Andaba sumergido como cada mañana en la lectura de “La Contra” de La Vanguardia -la mejor página de la prensa española actual- cuando alguien a mi lado atrajo mi atención. Nunca había tropezado en mi vagón de metro con un libro y un lector electrónicos.
Había visto y sostenido en mis manos varios de ellos, es cierto, pero jamás había dado con un lector electrónico de carne y hueso. Y la verdad es que su aparición en la vida misma, no en un stand de feria, me impactó mucho más de lo que hubiera podido imaginarme.

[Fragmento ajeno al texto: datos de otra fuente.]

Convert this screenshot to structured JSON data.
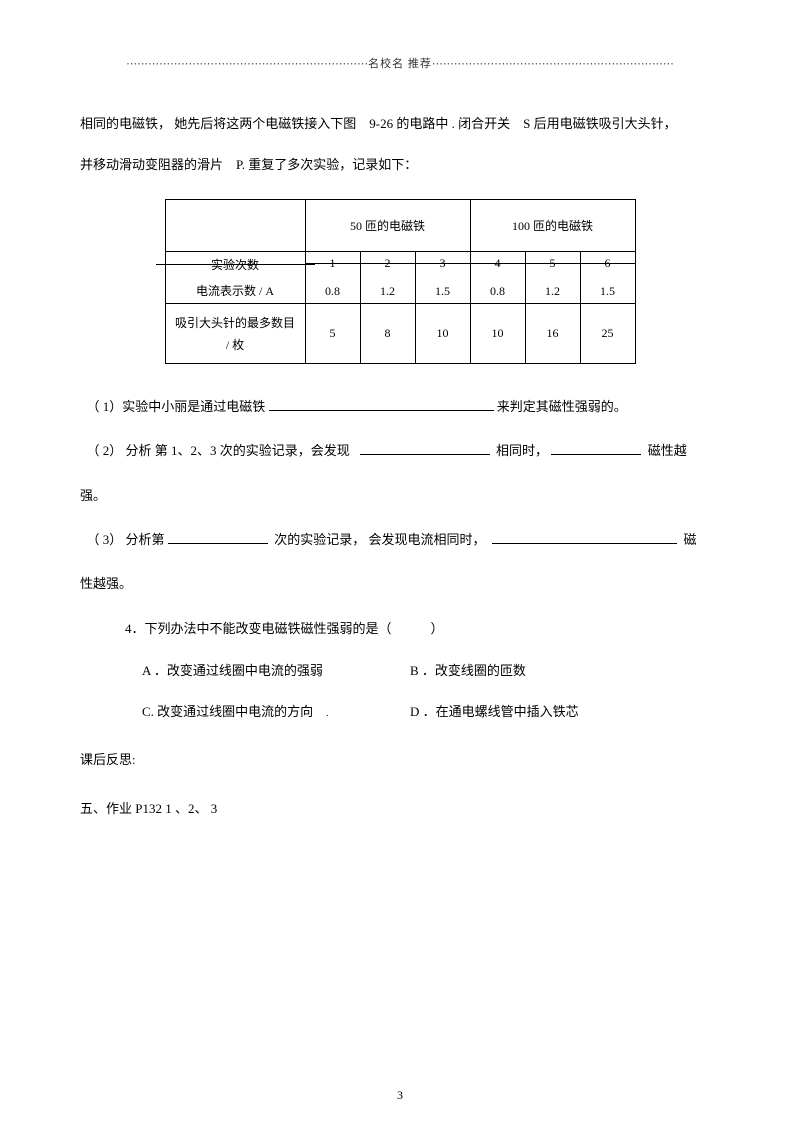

Primero, por tratarse de un lector. Porque en el metro de Madrid sólo leen libros las mujeres. Algún hombre lee prensa deportiva, o gratuita o diarios convencionales, como hago yo, pero libros, libros sólo leen las mujeres, como son mayoritariamente ellas las que visitan exposiciones, escuchan conferencias, van al cine o llenan cualquier espacio o convocatoria cultural. ¡Gracias!
Y en segundo lugar por la estética. Verán, yo no soy un gurú de las nuevas tecnologías, capaz de prever tendencias futuras. No tengo ni idea. Pero puedo asegurarles que ese aparato aún sin nombre no desplazará nunca al libro mientras siga siendo tan frío, tan feo, tan impersonal, tan gris, tan antiestético, tan sin tipografía siquiera que llevarse a los ojos ajenos, con un título y un autor que compartir cómplice o detestar amablemente con el viajero de enfrente.
Imagino que en todo esto –tacto, vista, textura, encuadernación, cubiertas, color, sensibilidad en general- ya estarán trabajando los diseñadores industriales, así como en buscarle entretanto un nuevo nombre al aparato que no mencione la palabra Libro. De esta forma al menos saldrán ganando al evitar la comparación.
Pero mientras esto suceda, seguiré recordando que fue a principios de los noventa, cuando escuché por primera vez eso de que el libro, tal y como lo conocíamos por entonces, no existiría en el año 2000.
Curiosamente, y en otro orden de cosas, eran los tiempos cumbres del fax, se acuerdan, aquel rey o milagro tecnológico que cambió e iba a cambiar para siempre nuestras vidas y que ahora prácticamente ha dejado de existir.